First time the building has come to the market as a single investment opportunity

The site of one of London’s most famous attractions, the waxworks Madame Tussauds, is up for sale.

It is among London’s top ten tourist attractions by visitor numbers, and it has remained in the same iconic premises on Marylebone road since 1884.

But now, the site of Madame Tussauds is set to go on the market.

The appetite for commercial property in London has remained strong, and property tycoon Nick Leslau has instructed agent CBRE to market the premises, the FT reports.

The price? £300m.

But the attraction itself isn’t under threat. The firm which runs Madame Tussauds, the FTSE 200 company Merlin Entertainment, has a 27-year lease on the property, and will continue to pay its rent of £15.5m a year.

Madame Tussauds was in the news earlier this week, after announcing a major new Star Wars exhibition.
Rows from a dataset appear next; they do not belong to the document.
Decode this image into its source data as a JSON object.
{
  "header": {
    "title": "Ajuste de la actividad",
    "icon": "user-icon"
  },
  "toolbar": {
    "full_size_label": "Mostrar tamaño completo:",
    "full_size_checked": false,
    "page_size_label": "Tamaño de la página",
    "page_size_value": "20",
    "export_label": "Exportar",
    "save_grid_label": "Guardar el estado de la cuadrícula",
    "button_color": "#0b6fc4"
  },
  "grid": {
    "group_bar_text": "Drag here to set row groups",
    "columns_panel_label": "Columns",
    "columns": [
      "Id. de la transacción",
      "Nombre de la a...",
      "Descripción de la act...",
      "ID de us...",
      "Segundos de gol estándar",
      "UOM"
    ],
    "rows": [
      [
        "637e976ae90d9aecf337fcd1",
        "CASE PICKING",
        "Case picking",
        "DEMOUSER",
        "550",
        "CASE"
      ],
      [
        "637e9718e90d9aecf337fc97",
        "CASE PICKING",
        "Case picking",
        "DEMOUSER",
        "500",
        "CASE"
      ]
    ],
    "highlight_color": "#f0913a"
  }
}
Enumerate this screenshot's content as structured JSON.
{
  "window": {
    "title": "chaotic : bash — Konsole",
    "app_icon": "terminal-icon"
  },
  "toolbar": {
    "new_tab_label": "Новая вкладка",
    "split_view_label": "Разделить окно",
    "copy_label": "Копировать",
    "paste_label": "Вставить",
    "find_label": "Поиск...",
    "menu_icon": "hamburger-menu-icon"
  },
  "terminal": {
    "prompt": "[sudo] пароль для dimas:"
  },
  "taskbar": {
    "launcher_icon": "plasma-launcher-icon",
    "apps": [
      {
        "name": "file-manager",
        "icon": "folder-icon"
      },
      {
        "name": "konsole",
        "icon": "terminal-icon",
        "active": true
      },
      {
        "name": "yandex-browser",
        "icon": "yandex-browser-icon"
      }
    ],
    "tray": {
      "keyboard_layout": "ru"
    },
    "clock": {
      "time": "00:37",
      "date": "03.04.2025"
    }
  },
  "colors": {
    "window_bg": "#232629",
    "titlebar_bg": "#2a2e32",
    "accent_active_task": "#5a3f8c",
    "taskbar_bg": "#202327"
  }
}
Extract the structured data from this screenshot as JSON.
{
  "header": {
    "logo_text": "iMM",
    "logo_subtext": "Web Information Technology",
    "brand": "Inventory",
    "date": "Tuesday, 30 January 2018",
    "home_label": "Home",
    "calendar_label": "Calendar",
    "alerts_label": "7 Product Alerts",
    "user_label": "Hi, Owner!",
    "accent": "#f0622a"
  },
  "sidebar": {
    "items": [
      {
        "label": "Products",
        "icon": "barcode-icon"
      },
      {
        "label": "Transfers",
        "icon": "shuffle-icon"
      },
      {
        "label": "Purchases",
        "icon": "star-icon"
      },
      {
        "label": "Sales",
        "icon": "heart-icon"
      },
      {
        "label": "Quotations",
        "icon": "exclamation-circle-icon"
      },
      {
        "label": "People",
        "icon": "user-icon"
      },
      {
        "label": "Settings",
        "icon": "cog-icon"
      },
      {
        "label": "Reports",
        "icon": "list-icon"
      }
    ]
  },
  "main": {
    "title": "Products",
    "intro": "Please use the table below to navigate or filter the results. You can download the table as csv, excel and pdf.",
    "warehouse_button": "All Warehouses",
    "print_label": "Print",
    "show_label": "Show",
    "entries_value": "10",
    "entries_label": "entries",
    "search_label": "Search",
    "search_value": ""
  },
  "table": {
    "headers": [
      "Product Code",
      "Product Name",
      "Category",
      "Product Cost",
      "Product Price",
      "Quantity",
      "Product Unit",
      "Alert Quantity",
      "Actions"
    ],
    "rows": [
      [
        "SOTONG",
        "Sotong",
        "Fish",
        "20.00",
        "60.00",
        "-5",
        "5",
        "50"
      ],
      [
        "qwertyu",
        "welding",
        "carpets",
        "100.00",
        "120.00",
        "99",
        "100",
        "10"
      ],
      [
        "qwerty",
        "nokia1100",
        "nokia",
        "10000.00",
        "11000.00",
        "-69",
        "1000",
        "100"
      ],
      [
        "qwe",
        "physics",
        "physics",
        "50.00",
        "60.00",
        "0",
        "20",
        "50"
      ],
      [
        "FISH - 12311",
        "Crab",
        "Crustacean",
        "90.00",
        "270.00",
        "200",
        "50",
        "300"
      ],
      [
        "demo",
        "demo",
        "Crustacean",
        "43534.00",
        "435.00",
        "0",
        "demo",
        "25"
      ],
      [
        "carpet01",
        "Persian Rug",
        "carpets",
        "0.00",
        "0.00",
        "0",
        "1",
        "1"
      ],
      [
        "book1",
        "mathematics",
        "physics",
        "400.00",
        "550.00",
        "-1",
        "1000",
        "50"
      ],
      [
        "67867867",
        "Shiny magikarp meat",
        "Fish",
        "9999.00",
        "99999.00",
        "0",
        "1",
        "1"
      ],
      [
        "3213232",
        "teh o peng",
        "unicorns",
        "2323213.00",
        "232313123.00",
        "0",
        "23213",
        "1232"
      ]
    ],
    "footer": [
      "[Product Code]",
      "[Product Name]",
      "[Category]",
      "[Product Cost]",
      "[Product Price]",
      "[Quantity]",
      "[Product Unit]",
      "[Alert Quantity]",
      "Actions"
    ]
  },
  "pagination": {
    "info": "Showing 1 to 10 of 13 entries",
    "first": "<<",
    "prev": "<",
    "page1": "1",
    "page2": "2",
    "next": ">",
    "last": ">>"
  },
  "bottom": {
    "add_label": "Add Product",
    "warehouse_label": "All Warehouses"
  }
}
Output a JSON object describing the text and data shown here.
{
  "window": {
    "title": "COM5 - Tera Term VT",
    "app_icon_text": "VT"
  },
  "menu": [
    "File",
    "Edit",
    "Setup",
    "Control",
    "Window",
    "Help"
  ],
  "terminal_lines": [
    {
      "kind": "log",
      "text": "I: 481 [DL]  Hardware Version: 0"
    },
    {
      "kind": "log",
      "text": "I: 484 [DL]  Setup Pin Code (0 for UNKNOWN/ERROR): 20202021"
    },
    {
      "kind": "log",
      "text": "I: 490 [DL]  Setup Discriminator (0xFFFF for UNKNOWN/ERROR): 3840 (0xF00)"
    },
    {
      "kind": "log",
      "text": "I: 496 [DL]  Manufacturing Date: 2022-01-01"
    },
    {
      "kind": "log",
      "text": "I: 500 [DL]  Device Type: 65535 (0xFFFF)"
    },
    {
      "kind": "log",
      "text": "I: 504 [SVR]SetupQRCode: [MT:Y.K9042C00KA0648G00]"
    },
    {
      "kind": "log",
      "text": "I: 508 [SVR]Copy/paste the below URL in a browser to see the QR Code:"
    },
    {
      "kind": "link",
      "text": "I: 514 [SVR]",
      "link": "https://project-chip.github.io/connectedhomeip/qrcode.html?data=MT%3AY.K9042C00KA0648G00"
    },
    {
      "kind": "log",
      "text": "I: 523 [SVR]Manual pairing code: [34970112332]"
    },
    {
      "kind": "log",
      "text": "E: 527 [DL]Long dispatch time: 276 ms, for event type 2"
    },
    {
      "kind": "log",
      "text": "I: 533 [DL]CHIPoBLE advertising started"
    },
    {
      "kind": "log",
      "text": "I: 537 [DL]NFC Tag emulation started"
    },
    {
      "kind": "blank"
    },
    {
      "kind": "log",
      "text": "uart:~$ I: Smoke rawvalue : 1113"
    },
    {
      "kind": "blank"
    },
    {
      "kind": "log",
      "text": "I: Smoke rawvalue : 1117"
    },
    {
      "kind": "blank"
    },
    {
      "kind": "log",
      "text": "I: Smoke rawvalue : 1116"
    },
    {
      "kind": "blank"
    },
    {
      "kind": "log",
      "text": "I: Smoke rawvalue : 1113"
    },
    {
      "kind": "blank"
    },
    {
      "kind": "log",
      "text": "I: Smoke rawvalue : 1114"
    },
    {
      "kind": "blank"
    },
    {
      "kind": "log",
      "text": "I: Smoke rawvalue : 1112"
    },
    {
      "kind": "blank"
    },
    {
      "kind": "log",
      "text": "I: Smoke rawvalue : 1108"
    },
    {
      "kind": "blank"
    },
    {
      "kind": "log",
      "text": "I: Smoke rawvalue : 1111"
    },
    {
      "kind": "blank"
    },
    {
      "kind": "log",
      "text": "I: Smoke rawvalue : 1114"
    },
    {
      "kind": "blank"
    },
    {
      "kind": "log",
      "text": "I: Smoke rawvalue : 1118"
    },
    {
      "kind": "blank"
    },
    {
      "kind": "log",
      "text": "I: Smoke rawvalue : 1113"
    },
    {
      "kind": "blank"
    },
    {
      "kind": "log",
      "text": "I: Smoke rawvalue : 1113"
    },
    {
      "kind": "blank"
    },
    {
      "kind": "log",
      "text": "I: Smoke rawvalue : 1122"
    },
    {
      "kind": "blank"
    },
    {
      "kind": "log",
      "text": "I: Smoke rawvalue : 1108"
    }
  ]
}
The show, which will open in May offers visitors the chance to “take selfies”, with Yoda, Han Solo, Chewbacca and all the rest of the intergalactic gang.

Merlin’s strength is expected to attract top flight property investors looking to get a slice of London’s booming commercial property market.

The site is currently owned by the Secure Income Reit, of which Leslau’s firm, Prestbury Investment Holdings, is the manager and also owns roughly a quarter of its shares, according to the FT.

Who was Madame Tussaud?

Marie Tussaud was a French wax sculptor who became closely involved with the French Revolution. During protests in the lead up to the attack on the Bastille, Tussaud helped make wax heads of several important French people, which were carried on spikes through the streets of Paris by revolutionaries.

Madame Tussaud age 42

Tussaud was subsequently arrested and had her head shaved in preparation for the guillotine. At the last minute, an influential friend prevented her death. Instead she became employed making death masks of other victims of the guillotine, including Louis XVI, Marie Antoinette and Robespierre. These masks fuelled the revolutionary fervour even further.

After the revolution, Tussaud moved with her family to London. Unable to move back to France, she founded her first waxwork museum in Baker Street in 1838. She died in 1850.